チャッピー(ChatGPT)にて執筆し手直ししたものを掲載しています



 約束通り、日曜の午後はけいちゃんを迎えに行った。  彼女の家の近くに着くと、約束の時間ぴったりに玄関から飛び出してくる姿が見えた。


「ようさーん! こっちこっち!」


 小さく手を振るその笑顔に、自然と肩の力が抜ける。車の助手席に乗り込むなり、彼女は顔をこちらに向けたまま、にんまりと目を細めた。


「ねえ、今日もかっこいいじゃん」


 冗談半分、でも目はまっすぐ。僕は視線を前に向けながら、口元だけで笑った。


「そう? いつも通りだけど」


「うん、でも今日はちょっと雰囲気違う。なんか……頼れる感じ」


 そう言って笑った彼女の声が、車内を軽やかに跳ねた。信号待ちの間にちらりと横を見ると、髪をまとめてナチュラルメイクの彼女が、いつもより少し大人びて見える。


 デートらしいデートは、まだ片手で数えられるくらいだ。  それでもこうして迎えに行って、ふたりでどこかへ行く道中が、もう特別に感じられることがうれしかった。


「行き先、どこでもいいって言ってたけど……」


「ようさんが連れてってくれるとこなら、どこでも楽しい」


 冗談めかした声に少し照れたけど、嬉しかった。彼女のそんなところに、いつも心を救われている。

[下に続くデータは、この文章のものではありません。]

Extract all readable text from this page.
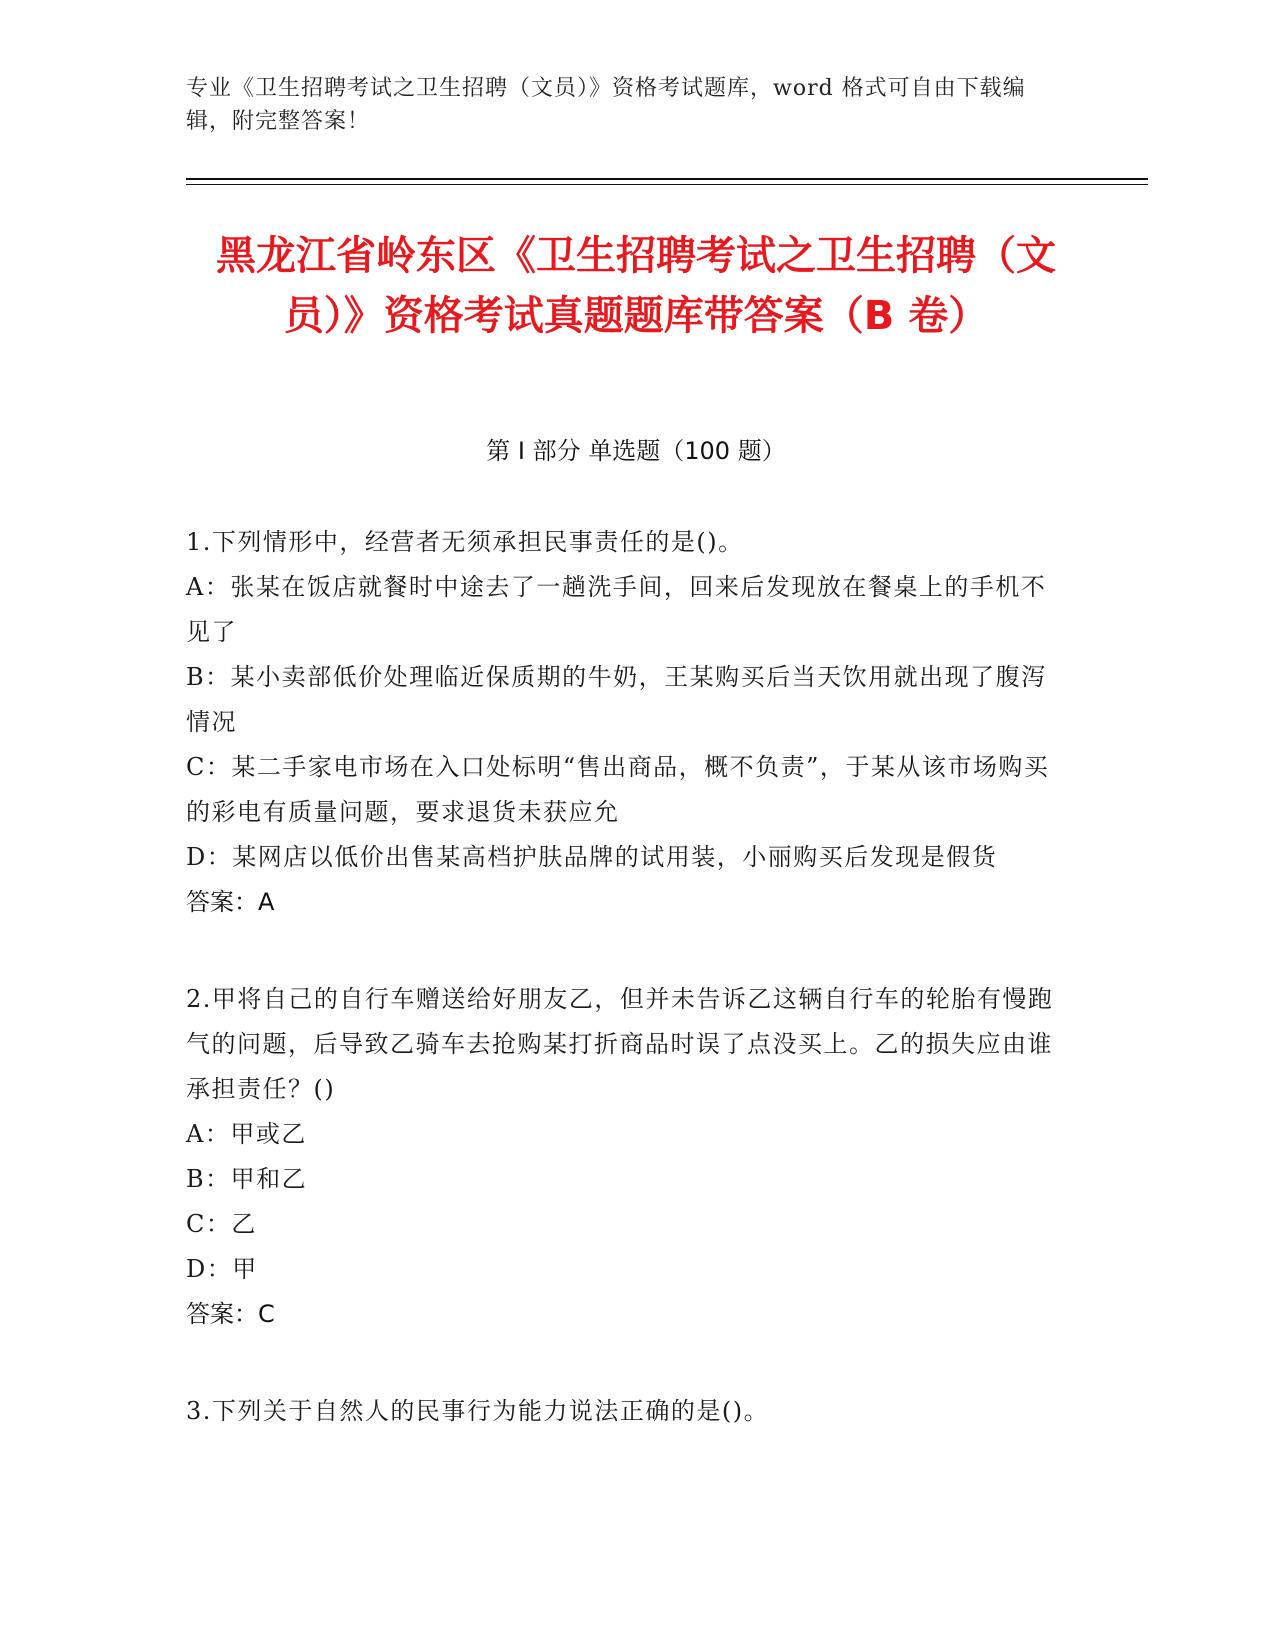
专业《卫生招聘考试之卫生招聘（文员）》资格考试题库，word 格式可自由下载编辑，附完整答案！
黑龙江省岭东区《卫生招聘考试之卫生招聘（文员）》资格考试真题题库带答案（B 卷）
第 I 部分 单选题（100 题）

1.下列情形中，经营者无须承担民事责任的是()。

A：张某在饭店就餐时中途去了一趟洗手间，回来后发现放在餐桌上的手机不见了

B：某小卖部低价处理临近保质期的牛奶，王某购买后当天饮用就出现了腹泻情况

C：某二手家电市场在入口处标明“售出商品，概不负责”，于某从该市场购买的彩电有质量问题，要求退货未获应允

D：某网店以低价出售某高档护肤品牌的试用装，小丽购买后发现是假货

答案：A

2.甲将自己的自行车赠送给好朋友乙，但并未告诉乙这辆自行车的轮胎有慢跑气的问题，后导致乙骑车去抢购某打折商品时误了点没买上。乙的损失应由谁承担责任？()

A：甲或乙

B：甲和乙

C：乙

D：甲

答案：C

3.下列关于自然人的民事行为能力说法正确的是()。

 この日は、ちょっとだけ遠出して、少し有名な海沿いのカフェに行った。車を降りて並んで歩くとき、けいちゃんが何度か指先を揺らして僕の手に触れてきたのは、ただの偶然じゃない気がして。


 それでも僕は、どうしても踏み出せないでいた。


(……この距離感、保ったほうがいいんじゃないか)


 今のままがちょうどいい、なんて思ってしまうのは、たぶん臆病だからだ。


「ね、ようさん」


「ん?」


「私のこと、女として見てる?」


 唐突に言われて、思わず立ち止まってしまった。彼女も立ち止まり、僕の顔をじっと見上げる。


「……なんで、そんなこと聞くの」


「なんとなく。気になっただけ」


 笑ってごまかすけいちゃんの声の奥に、ほんの少しだけ寂しさが混じっていた。


 ちゃんと、伝えたい。  けれど、どう言えばいいのか分からないまま、言葉を飲み込んでしまう。


 カフェで過ごした時間は、穏やかだった。  けいちゃんは明るく話し、僕もそれに答えた。笑い合う瞬間もあったし、写真を撮ったり、ふと無言で海を眺める時間も心地よかった。


 でも、帰りの車の中で、彼女はぽつりと言った。


「……今日は、嬉しかった。でもちょっとだけ、寂しかった」


 助手席のけいちゃんは、窓の外を見たまま、こちらを見なかった。


「そっか……ごめん」


「謝らなくていいよ。ようさんの優しさ、わかってるし」


 彼女の声は柔らかくて、だからこそ胸に刺さる。何もしていない自分が、責められているように感じた。


 自宅近くに着くころには、もう夜の匂いがしていた。


「じゃあ、また」


 僕がそう言って車を停めると、彼女はシートベルトを外してこちらを向いた。


「ようさん」


「ん?」


「私、ようさんと一緒にいるの、すごく好きだよ」


 その言葉を聞いた瞬間、胸がぎゅっとなった。


 どうしてこんなに素直に伝えられるんだろう。どうして僕は、ちゃんと返せないんだろう。


「……僕も」


 その先の言葉が出てこないまま、彼女は笑って車を降りた。


 バックミラー越しに見えたその背中に、もっと言えたはずの言葉がいくつも引っかかっていた。


 僕は……彼女のことが、好きだ。  けれど、彼女に触れるたび、自分の未熟さが怖くなる。  彼女を傷つけるのが、怖くて仕方なかった。